Tout d'abord, il faut lui adjoindre un smtp et tout un système de mail local, que je n'avais pas encore installé... Et j'avoue que juste pour un petit archivage, ça me dérange un peu de sortir l'artillerie lourde.

D'autre part, si je veux archiver deux boites distinctes (gmail + pro par exemple), il mélange tout dans la même boite locale. J'ai pas eu le temps de creuser procmail par contre, il peut éventuellement corriger ce problème.

Enfin, si j'en crois ce site http://mbrisby.blogspot.com/2007/11/fetchmail-for-gmail.html (je n'ai pas encore testé ce point), fetchmail passe tous les messages récupérés "non lu" à "lu"... Je sens que je vais rater quelques messages si je programme ça de façon totalement automatisée

Bref, c'est une solution que je vais surement utiliser, mais parce que je n'arrive pas à trouver mieux. Je suis franchement surpris qu'il n'existe pas un simple logiciel qui récupère une boite et la stocke dans un répertoire/fichier au choix tout bêtement...

----------

## geekounet

T'as aussi des outils comme imapsync ou offlineimap qui permettre de synchroniser une boite IMAP en local, et donc du coup de faire un backup.
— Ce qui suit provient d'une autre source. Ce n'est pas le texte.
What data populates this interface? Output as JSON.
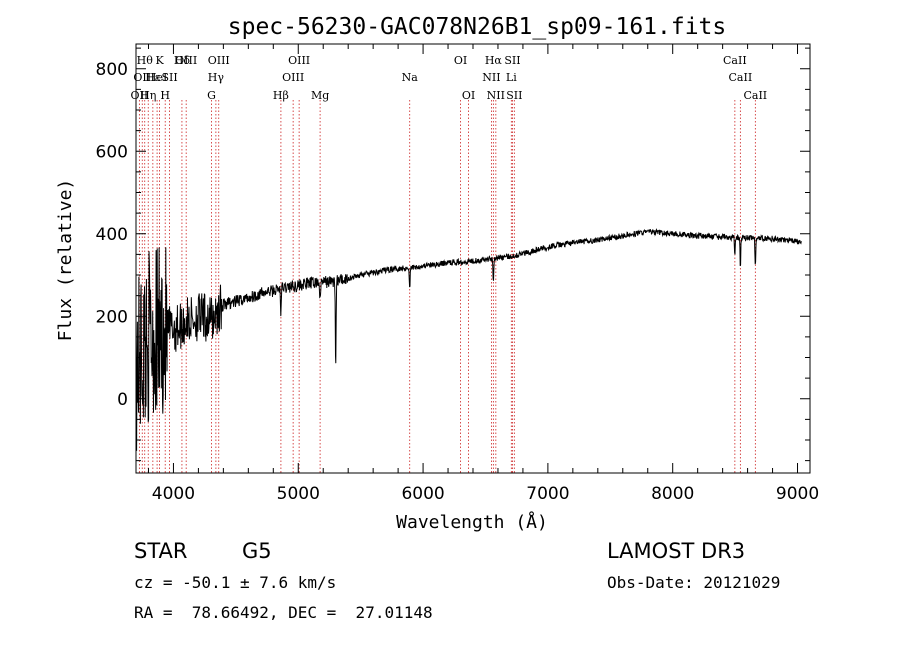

Et GMail supporte l'IMAP  :Wink: 

----------

## sachielle

Offlineimap fait exactement ce que je veux.  J'ai enfin une sauvegarde complète et automatisée de ma boite mail  :Cool: .

Bon, il n'y a que l'imap, mais je n'ai pas besoin de pop pour l'instant, donc c'est parfait.

Merci beaucoup pour votre aide.

----------